Everything's Changed was one of the crowd's favorite songs during Lonestar's concert at Coyote's Wednesday night. After all, it had two of country music's most embraced themes, syrupy sentimentality and syrupy romanticism: the chorus read, Everything's changed except for the way I feel about you.
The problem is that Lonestar is the equivalent of a Wal-Mart. A '90s department store is a lot like a '90s Nashville country band cookie-cutter, consumer-friendly, safe, soulless. Lonestar would be more believable complaining about Wal-Mart stock prices going down than about a new store going up.
None of that seems to matter. Coyote's was doing business like a Wal-Mart grand opening. The show was a sellout, 1,500 people.
Except for the Dixie Chicks, the seven-man Lonestar is the hottest new group in country music. (They're promoted as a foursome, and the three other guys are permanent sidemen. Septets don't sell in country.) The band has gotten over on a mix of midtempo country-pop like Everything's Changed and ballads like Amazed, which garnered the biggest crowd response.

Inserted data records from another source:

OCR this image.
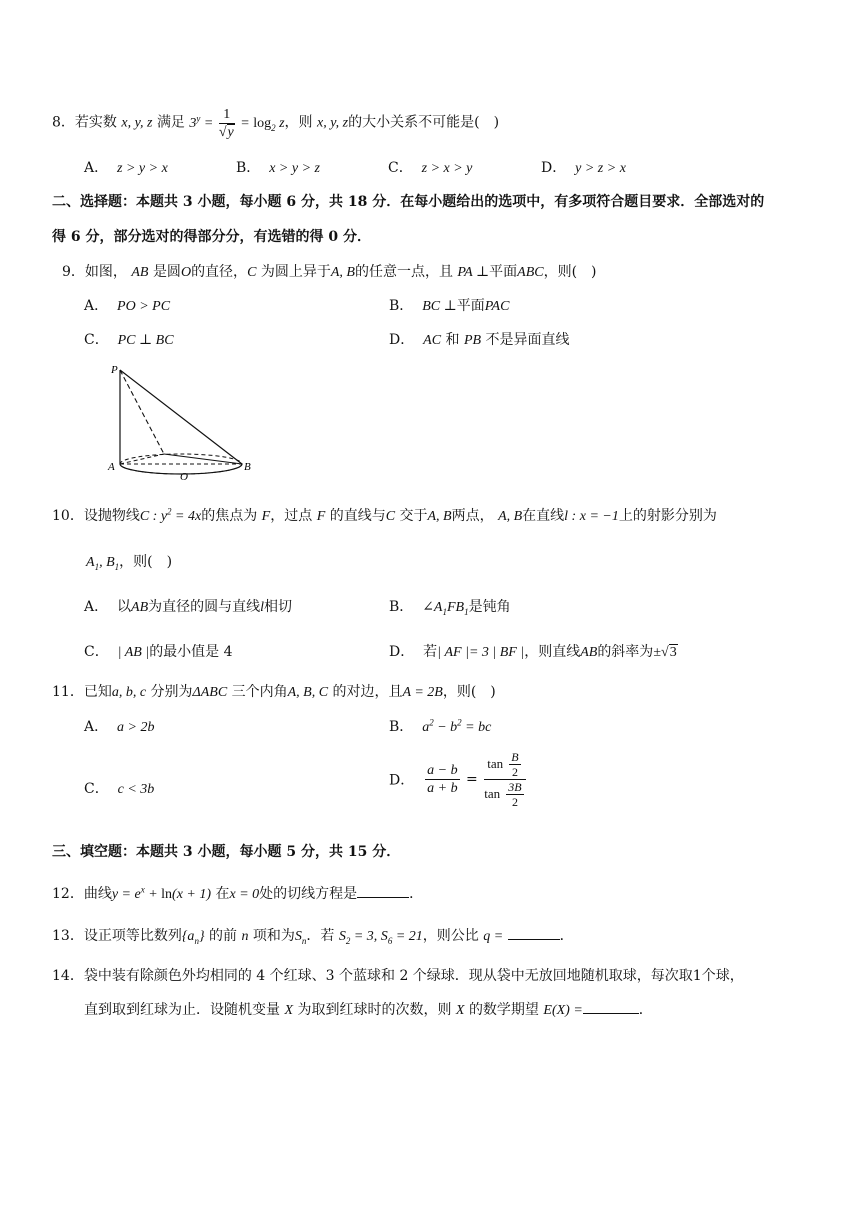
8．若实数 x, y, z 满足 $3^y = \frac{1}{√y} = \log_2 z$，则 x, y, z的大小关系不可能是(　)
A． z > y > x	B． x > y > z	C． z > x > y	D． y > z > x
二、选择题：本题共 3 小题，每小题 6 分，共 18 分．在每小题给出的选项中，有多项符合题目要求．全部选对的
得 6 分，部分选对的得部分分，有选错的得 0 分．
9．如图， AB 是圆O的直径，C 为圆上异于A, B的任意一点，且 PA ⊥平面ABC，则(　)
A． PO > PC	B． BC ⊥平面PAC
C． PC ⊥ BC	D． AC 和 PB 不是异面直线
P
A	B
O
10．设抛物线C : $y^2 = 4x$的焦点为 F，过点 F 的直线与C 交于A, B两点， A, B在直线l : x = −1上的射影分别为
$A_1$, $B_1$，则(　)
A． 以AB为直径的圆与直线l相切	B． $\angle A_1FB_1$是钝角
C． | AB |的最小值是 4	D． 若| AF |= 3 | BF |，则直线AB的斜率为±√3
11．已知a, b, c 分别为ΔABC 三个内角A, B, C 的对边，且A = 2B，则(　)
A． a > 2b	B． $a^2 - b^2$ = bc
C． c < 3b
D． $\frac{a - b}{a + b} = \frac{\tan \frac{B}{2}}{\tan \frac{3B}{2}}$
三、填空题：本题共 3 小题，每小题 5 分，共 15 分．
12．曲线$y = e^x + \ln(x + 1)$ 在x = 0处的切线方程是	．
13．设正项等比数列$\{a_n\}$ 的前 n 项和为$S_n$．若 $S_2 = 3$, $S_6 = 21$，则公比 q =	．
14．袋中装有除颜色外均相同的 4 个红球、3 个蓝球和 2 个绿球．现从袋中无放回地随机取球，每次取1个球，
直到取到红球为止．设随机变量 X 为取到红球时的次数，则 X 的数学期望 E(X) =	．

It has been said that '90s country is nothing more than '70s rock. It's no wonder then that Amazed immediately brought to mind Paul McCartney's 1977 hit Maybe I'm Amazed. The band also played a medley of songs by two of their favorite bands, the Eagles and Alabama.
Nashville bands of this ilk are so far beyond just adding pop-rock touches here and there. It's almost as if Lonestar dislikes real country music, despite the group's use of lyrical themes taken from the country tradition. They do employ a steel guitar player and fiddler, if only to wash the sound with country touches for the sake of market-positioning.
The only exception to this was You Walked In, a bluesy strut that had, unlike most of the night's songs, a measure of grit. It also had a genuine fiddle solo by Kurt Vaumer.